Lula não comentou se a sua proposta de inverter a metodologia para o encontro do ano que vem no Japão foi ou não aceita. O formato exato da participação dos países emergentes será, na verdade, definido no âmbito da OCDE (Organização para a Cooperação e o Desenvolvimento Econômico, clubão dos 30 países mais ricos do mundo, do qual o Brasil só não participa porque não quer).
O presidente brasileiro enfatizou também, na sua coletiva, o otimismo que sente em relação a uma conclusão da Rodada Doha de negociações comerciais, lançadas na capital do Qatar há seis anos e virtualmente paralisadas desde então.
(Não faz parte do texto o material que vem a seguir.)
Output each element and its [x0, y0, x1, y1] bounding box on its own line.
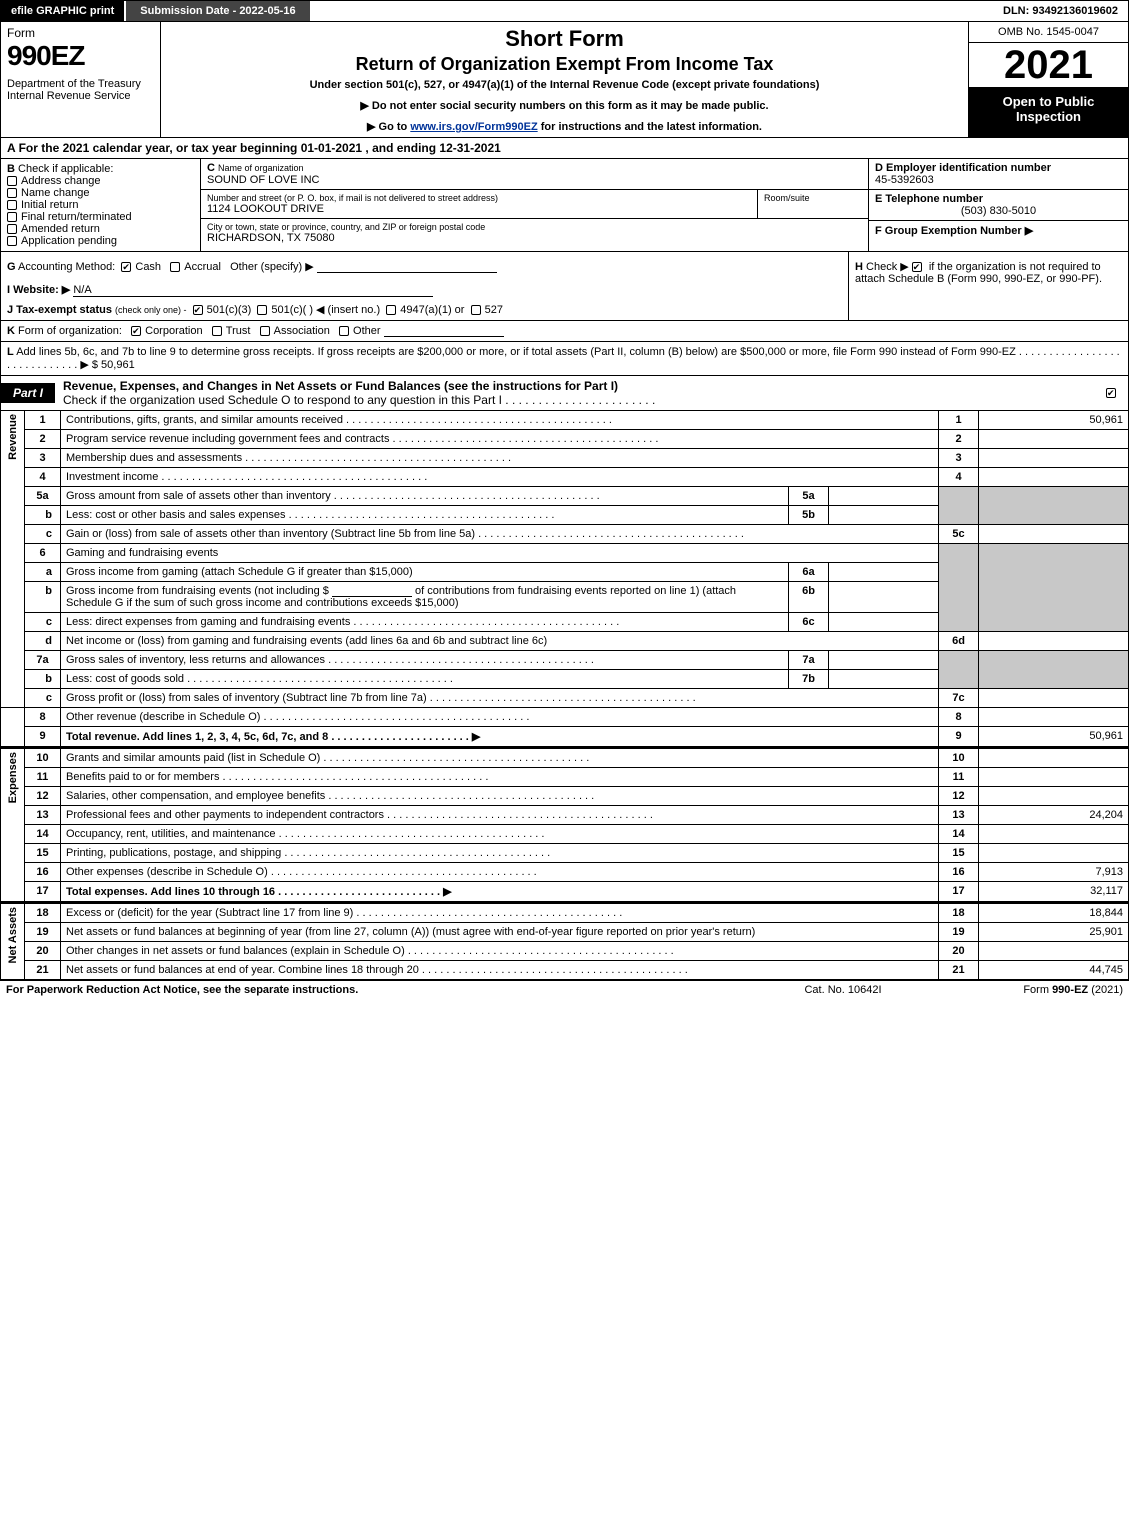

"Não se surpreendam se em um tempo menor do que aquele que vocês esperam seja anunciado um acordo", afirmou. É a enésima declaração otimista de Lula sobre Doha que acaba não conferindo com os fatos posteriores.
Nesse capítulo, há plena coincidência com o G8: o texto final da cúpula, também pela enésima vez, "urge dos ministros a cargo do comércio (...) fornecer nas próximas semanas uma sólida plataforma para as negociações".


Próximo Texto: Escudo antimíssil seguirá, diz Rice
Índice



Copyright Empresa Folha da Manhã S/A. Todos os direitos reservados. É proibida a reprodução do conteúdo desta página em qualquer meio de comunicação, eletrônico ou impresso, sem autorização escrita da Folhapress.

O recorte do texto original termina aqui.